Molte organizzazioni potrebbero limitarsi a predisporre dei voucher o delle card acquisto che sarebbero valide per ogni tipo di bene o servizio (dalla spesa al supermercato al pieno per l’automobile, fino agli acquisti presso Amazon o e-Bay). In questo modo, il welfare aziendale rischierebbe di diventare sostanzialmente equivalente della retribuzione, ma con una tassazione azzerata.

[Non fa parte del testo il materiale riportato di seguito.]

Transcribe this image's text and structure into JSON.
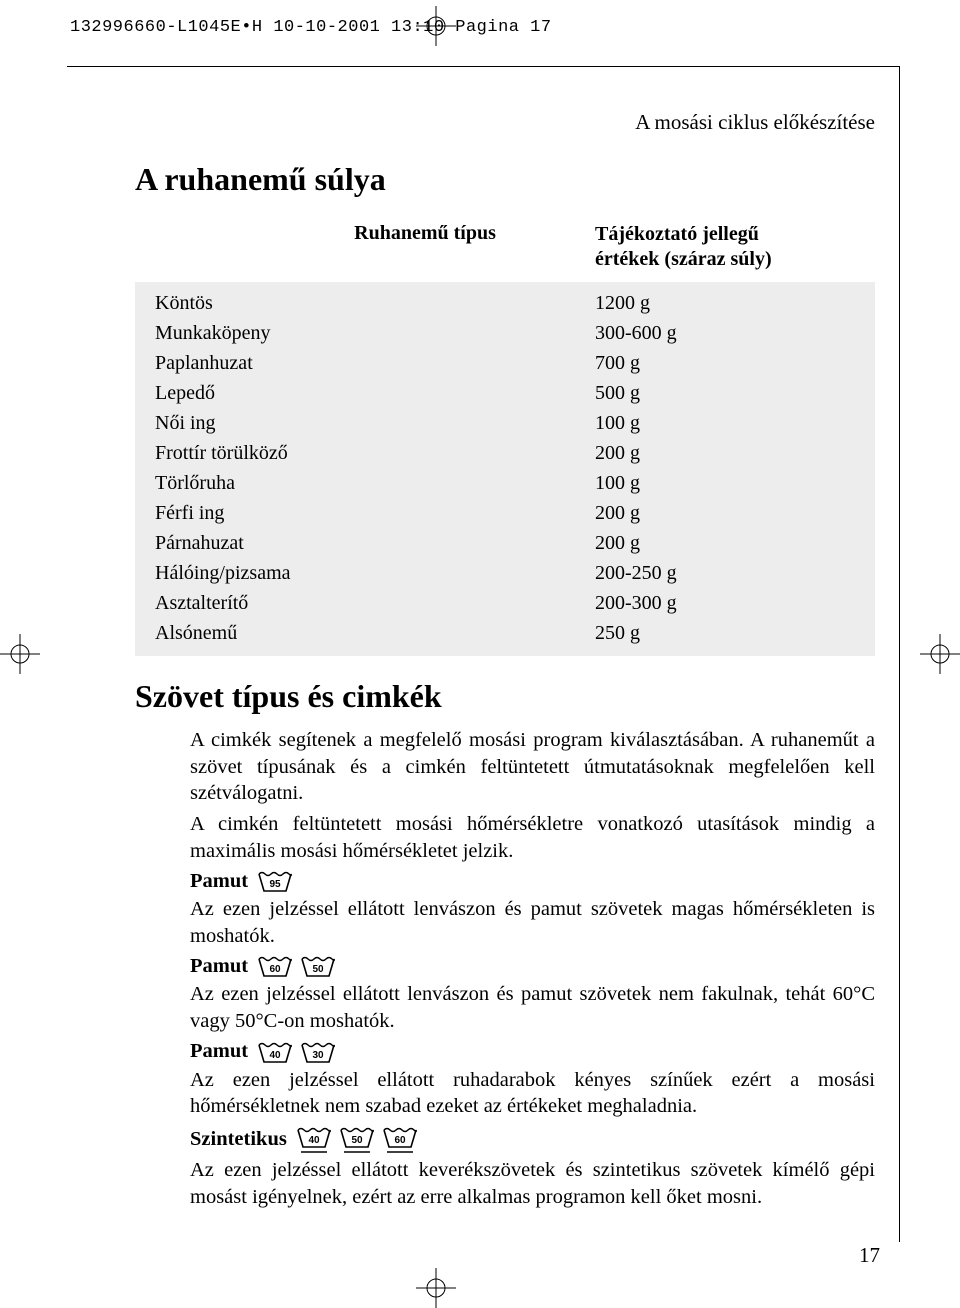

Occorre dunque riflettere, e nei prossimi giorni proveremo a farlo, sulla logica che dovrebbe stare alla base dell’intervento delle aziende in questo campo e all’opportunità del relativo trattamento fiscale di favore per i fringe benefit.

Vuoi saperne di più?

Il 17 novembre abbiamo pubblicato un ampio approfondimento su questo tema, leggilo ora: “Questo non è welfare aziendale: una riflessione sui fringe benefit a 3.000 euro

Note

  1. Misure che riguardano una vasta gamma di servizi e soluzioni che le imprese possono destinare ai propri dipendenti, godendo di specifici benefici fiscali. Tra le formule più comuni ci sono: card acquisto da spendere presso catene commerciali o negozi (anche della grande distribuzione online), buoni benzina, beni e servizi connessi allo sviluppo della mobilità sostenibile, polizze assicurative.